DARE VOCE AL MEDITERRANEO
Ettore Favini, artista, Cremona, Italia
Caro Antonio,
ti ringrazio per questa tua lettera che, oltre agli aggiornamenti quotidiani, mi permette di fare alcune considerazioni relativamente a questo tempo sospeso. Sono ormai da oltre trenta giorni che non mi muovo da casa, se non per le necessità primarie concesse dal Governo. Il due aprile avrei dovuto inaugurare Au Revoir, la mia mostra personale presso il Carré d’Art Contemporaine di Nîmes, curata da Connecting Cultures e attualmente installata in un enorme museo che ha chiuso le sue porte. Tutta la serie di presentazioni relative al progetto e al libro, vincitore della VI edizione dell’Italian Council, sono state rimandate a data da destinarsi. La nostra pratica, più di altre, ci porta a viaggiare per conoscere e mappare luoghi e territori, lo abbiamo sempre fatto, da soli e insieme, e spero potremo continuare a farlo presto. Il mio progetto di indagine intorno al Mediterraneo nasce dalla necessità di raccontare i confini, gli scambi di idee, l’origine e l’evoluzione dei simboli che hanno sempre trovato forma in questo mare circoscritto. Ognuno di noi, di colpo, a livello globale, si è trovato a dover riconfigurare completamente i propri confini quotidiani. In queste settimane ho ragionato proprio intorno all’idea di confine, ho capito quanto questo concetto sia labile e debba essere necessariamente messo in discussione. A proposito di questo lungo progetto, che ha preso forma nel tempo un po’ come il tuo intorno ai margini di New York City – vorrei soffermarmi su un’opera in particolare.
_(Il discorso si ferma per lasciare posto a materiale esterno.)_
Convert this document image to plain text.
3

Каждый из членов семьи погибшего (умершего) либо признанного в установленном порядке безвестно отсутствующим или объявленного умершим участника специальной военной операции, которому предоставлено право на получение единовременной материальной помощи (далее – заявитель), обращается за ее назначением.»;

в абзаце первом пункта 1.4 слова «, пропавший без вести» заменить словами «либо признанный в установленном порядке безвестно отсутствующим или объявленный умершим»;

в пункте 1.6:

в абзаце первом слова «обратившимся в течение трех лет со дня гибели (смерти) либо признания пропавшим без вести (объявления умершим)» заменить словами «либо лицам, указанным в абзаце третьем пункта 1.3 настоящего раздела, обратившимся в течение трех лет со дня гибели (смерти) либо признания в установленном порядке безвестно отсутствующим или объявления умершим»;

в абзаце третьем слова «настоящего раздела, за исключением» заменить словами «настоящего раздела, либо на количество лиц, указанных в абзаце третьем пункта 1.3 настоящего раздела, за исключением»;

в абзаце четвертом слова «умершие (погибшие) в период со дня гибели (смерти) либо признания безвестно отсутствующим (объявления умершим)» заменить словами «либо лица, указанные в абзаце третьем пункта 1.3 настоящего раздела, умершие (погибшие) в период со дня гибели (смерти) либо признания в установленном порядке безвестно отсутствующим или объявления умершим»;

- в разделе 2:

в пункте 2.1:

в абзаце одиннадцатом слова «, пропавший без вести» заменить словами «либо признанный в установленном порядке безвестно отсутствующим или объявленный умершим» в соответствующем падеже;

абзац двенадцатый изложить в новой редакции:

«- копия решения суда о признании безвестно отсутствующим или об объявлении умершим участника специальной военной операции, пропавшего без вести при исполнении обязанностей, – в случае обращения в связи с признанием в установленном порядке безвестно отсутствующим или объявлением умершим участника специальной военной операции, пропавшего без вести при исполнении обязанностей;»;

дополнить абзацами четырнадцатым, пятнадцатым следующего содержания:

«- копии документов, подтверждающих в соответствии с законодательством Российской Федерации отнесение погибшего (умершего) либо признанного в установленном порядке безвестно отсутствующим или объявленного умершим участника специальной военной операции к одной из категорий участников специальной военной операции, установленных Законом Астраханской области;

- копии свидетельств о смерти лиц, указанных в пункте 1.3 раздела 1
Il ciclo di opere Mer fermée si è ispirato alla geografia, o meglio allo sviluppo cartografico, partito proprio dalla rappresentazione del Mediterraneo in età greca. Sono sempre stato affascinato dalle carte geografiche, non solo perché sono la rappresentazione di una porzione di geografia, più o meno estesa, ma per il significato che noi attribuiamo a uno territorio specifico. La prima mappa del mondo risale a 2500 anni fa, è una tavoletta babilonese in argilla, rinvenuta vicino alla città di Sippar, con un buco al centro circondato da incisioni di forme geometriche e cerchi concentrici. È la prima rappresentazione del mondo conosciuto che a quel tempo si estendeva solo alcuni chilometri oltre Babilonia. L’autore della Mappa Mundi babilonese di Sippar non voleva rappresentare un territorio ma il mondo, e ha deciso di farlo con una visione dall’alto, in pianta: una visione divina del mondo conosciuto che era al momento l’unico mondo possibile. Allo stesso modo, se chiediamo a un bambino di disegnare una mappa, inizierà dalla sua casa – il suo mondo – con gli elementi che la compongono: la sua prima necessità umana di tracciare dei limiti attorno a ciò che conosce.
In questa opera sono andato alla ricerca di carte geografiche, planisferi e mappe che sono state fondamentali per le popolazioni intorno al bacino del Mediterraneo, cercando di capire le ragioni della necessità di tracciare dei confini. Durante la mia ricerca ho scoperto che le mappe sono oggetti magici perché conferivano un potere oscuro sia a chi le realizzava che a chi le possedeva. I cartografi venivano spesso condizionati dalle idee o dalla politica dell’epoca. Sono descrizioni parziali o falsate del mondo, ma sono rassicuranti, perché indicano dove siamo e da cosa siamo circondati, ci danno l’illusione di controllare un territorio o il mondo intero.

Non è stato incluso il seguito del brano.